Seattleoperafan said:


> I thought I had done a Mon coeur s'ouvre a ta voix contest for you guys with her in it but I can't find it anywhere in a search. It is one of my very favorite arias ( a woman seducing a hunk you know with music by a fav composer of mine) and I know some great versions. Unless you remember me doing it I'll create one now for down the road right now. It might be unfair to use this video as it would have things stacked in it's favor  I checked and I don't think I can use Farrell in that competition because that is her only version of Mon coeur s'ouvre a ta voix and it is cut in half so I don't think you guys would count that.

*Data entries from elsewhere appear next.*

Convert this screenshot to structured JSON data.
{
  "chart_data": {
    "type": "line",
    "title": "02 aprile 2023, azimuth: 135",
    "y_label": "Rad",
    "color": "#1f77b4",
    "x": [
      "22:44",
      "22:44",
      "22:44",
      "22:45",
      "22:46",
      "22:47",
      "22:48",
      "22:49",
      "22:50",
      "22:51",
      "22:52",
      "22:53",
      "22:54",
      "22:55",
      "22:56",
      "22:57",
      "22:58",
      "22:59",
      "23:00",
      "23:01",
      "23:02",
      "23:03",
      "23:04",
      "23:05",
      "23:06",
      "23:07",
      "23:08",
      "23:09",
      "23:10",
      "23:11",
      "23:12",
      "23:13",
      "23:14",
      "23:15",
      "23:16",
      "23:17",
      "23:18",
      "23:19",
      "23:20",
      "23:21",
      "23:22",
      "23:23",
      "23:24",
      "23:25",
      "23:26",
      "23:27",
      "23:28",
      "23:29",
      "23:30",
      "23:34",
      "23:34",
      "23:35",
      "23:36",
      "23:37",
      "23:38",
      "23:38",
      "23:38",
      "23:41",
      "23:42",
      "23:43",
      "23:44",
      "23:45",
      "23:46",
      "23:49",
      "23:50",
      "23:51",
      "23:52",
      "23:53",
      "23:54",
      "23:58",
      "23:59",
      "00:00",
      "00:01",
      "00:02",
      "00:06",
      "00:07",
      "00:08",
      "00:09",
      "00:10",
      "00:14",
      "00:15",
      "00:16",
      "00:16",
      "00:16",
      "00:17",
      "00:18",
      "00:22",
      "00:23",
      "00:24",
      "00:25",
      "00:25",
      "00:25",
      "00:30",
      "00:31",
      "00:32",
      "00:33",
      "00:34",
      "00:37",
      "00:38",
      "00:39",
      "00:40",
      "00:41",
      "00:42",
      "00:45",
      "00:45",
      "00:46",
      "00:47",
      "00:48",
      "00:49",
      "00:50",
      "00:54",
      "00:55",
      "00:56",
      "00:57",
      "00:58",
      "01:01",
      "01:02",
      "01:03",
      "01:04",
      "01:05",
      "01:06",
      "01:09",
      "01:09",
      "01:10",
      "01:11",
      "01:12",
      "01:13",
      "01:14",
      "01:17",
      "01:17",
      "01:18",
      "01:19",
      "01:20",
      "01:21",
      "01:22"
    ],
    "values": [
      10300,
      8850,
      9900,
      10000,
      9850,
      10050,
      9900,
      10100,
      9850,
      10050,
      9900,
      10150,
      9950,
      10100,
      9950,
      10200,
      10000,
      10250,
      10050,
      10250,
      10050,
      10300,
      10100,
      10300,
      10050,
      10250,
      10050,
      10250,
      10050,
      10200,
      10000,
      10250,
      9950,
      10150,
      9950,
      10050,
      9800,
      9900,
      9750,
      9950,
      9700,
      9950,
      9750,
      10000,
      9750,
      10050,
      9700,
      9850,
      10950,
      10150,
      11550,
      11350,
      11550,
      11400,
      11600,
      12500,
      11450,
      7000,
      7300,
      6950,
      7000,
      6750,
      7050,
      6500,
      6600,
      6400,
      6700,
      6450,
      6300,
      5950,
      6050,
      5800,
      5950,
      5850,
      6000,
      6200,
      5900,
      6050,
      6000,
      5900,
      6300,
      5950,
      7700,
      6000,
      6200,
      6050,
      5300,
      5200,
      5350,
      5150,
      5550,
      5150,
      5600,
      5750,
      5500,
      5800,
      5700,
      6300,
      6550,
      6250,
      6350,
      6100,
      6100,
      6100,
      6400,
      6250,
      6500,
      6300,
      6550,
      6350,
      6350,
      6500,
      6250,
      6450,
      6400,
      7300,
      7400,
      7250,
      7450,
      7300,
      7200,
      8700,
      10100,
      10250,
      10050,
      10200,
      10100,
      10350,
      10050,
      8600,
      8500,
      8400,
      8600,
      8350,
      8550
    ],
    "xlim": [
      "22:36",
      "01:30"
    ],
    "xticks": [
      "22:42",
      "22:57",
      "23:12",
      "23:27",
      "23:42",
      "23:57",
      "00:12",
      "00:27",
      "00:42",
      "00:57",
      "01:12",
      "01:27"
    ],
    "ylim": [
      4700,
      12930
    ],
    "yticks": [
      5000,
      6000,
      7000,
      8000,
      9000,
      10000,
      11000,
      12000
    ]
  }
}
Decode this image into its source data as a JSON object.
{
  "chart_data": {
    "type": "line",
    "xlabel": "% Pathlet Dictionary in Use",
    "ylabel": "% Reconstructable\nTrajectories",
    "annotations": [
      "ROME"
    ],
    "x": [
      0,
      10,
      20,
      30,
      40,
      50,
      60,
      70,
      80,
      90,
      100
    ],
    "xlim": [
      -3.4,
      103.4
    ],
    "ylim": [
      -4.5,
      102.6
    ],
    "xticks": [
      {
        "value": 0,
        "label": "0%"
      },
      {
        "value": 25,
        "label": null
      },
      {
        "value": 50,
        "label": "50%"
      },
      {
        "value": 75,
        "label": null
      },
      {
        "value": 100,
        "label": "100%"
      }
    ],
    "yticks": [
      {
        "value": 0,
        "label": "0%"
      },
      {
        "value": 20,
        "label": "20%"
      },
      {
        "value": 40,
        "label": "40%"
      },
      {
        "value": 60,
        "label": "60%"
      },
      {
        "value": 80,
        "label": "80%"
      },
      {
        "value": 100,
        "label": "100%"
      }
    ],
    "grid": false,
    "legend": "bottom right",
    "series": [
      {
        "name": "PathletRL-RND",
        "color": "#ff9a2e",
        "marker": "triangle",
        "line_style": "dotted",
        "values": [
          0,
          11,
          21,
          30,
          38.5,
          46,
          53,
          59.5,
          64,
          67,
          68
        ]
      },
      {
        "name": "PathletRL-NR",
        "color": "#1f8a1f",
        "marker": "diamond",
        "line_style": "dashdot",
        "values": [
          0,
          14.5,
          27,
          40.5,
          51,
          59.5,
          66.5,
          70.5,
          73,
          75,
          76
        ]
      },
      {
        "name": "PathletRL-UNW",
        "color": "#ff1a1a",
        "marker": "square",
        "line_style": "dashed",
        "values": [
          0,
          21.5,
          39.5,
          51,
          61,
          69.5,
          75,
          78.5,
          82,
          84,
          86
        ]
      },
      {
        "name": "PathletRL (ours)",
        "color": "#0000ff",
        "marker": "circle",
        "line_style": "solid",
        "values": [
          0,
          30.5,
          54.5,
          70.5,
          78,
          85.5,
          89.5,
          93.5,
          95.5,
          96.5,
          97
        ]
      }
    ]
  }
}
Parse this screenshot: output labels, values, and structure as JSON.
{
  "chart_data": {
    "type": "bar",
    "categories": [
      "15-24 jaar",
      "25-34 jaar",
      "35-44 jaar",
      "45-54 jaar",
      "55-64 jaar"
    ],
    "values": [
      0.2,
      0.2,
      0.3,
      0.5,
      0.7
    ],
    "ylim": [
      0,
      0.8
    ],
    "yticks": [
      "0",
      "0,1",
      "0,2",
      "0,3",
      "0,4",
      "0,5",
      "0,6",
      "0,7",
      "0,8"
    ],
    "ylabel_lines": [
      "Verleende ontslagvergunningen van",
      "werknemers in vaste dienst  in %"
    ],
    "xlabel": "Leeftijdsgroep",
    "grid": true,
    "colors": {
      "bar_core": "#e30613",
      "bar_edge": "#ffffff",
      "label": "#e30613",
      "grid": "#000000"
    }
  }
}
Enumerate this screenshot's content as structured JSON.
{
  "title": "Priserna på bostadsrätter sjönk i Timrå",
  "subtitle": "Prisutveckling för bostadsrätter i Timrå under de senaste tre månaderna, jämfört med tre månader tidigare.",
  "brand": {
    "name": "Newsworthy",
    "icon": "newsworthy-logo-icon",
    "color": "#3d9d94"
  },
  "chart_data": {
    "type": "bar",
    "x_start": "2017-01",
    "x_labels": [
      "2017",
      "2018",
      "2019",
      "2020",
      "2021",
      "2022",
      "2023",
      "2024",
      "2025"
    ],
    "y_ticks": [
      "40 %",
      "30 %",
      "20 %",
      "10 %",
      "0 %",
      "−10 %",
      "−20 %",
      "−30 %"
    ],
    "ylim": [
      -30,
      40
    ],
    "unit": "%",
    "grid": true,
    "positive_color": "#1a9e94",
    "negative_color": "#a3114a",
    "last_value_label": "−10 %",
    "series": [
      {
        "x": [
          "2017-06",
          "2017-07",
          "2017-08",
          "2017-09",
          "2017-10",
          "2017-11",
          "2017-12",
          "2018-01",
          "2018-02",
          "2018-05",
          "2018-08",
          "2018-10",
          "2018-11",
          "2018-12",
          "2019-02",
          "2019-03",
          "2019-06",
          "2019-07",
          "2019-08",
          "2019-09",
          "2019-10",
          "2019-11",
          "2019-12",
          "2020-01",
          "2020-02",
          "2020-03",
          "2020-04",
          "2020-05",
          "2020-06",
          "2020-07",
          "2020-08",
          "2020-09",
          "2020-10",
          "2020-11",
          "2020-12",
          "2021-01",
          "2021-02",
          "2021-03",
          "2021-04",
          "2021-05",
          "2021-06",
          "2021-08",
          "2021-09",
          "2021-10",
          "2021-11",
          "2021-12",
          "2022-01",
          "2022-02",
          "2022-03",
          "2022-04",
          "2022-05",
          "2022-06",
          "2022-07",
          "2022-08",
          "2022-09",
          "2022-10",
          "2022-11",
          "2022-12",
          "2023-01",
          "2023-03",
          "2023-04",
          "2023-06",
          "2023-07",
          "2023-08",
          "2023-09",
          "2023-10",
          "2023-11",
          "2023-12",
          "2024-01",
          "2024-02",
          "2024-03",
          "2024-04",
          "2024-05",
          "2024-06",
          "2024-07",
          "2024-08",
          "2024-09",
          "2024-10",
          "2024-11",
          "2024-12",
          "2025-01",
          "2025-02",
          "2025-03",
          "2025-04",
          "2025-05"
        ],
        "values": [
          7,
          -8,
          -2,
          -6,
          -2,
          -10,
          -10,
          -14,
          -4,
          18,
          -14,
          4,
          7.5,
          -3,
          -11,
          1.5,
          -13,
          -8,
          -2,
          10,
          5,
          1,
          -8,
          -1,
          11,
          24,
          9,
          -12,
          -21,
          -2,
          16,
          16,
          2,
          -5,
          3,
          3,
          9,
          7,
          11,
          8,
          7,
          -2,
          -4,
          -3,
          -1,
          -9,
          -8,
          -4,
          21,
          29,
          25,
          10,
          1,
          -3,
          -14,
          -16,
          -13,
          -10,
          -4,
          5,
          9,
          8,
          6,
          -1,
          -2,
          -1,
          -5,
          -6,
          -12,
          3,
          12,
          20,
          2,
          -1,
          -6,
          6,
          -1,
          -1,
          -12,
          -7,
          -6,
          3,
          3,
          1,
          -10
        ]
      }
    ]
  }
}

I only remember seeing an old contest, not made by you, where the videos were blinded, but not available on youtube at the time I looked at it. Perhaps it was made by schigolch, I am lazy to verify it.


----------



## BBSVK (10 mo ago)

@Seattleoperafan , your "like" gave me new youthful energy to find it: 









Opera Wars


Dalila's wonderful aria, "Mon coeur s'ouvre a ta voix", is placed in the second act of the opera Samson et Dalila, by Camille Saint-Saëns. The aria is written in D flat major, and orchestrated with harp, flute, oboe, clarinet, horns and strings. In the opera, Samson sings "Dalila! Dalila! Je...




www.talkclassical.com


----------



## Tsaraslondon (Nov 7, 2013)

BBSVK said:


> @Seattleoperafan , your "like" gave me new youthful energy to find it:
> 
> 
> 
> ...


I've banged on about this in the past, but it does seem to me to be important. Saint-Saëns wrote that the phrase, _Ah, réponds à ma tendresse _be sung in one breath. Almost all versions I've heard break up the phrase by adding a second _réponds _which gives the singer the chance to snatch a second breath, which is easier to do the second time she sings the phrase, when she sings _verse moi, verse moi l'ivresse. _Typically it is Callas, a soprano, who sings what Saint-Saëns wrote, even singing _verse moi, verse moi l'ivresse _without a breath the first time round, though she does snatch a quick breath the second time round. I've often wondered if that was the reason she refused to allow the aria to be released while she was still alive. It was omitted from her first French recital and only saw the light of day after her death. She must have been being pretty picky, because her rendition is as near perfect as could be; seductive, sexy and dangerous.


----------



## BalalaikaBoy (Sep 25, 2014)

Woodduck said:


> Let's hear her, shall we?
> 
> 
> 
> ...


You and Seattle beat me to it.


----------



## Woodduck (Mar 17, 2014)

BalalaikaBoy said:


> You and Seattle beat me to it.


It's OK. There's plenty of both of them to go around (no, I don't mean me and Seattle).


----------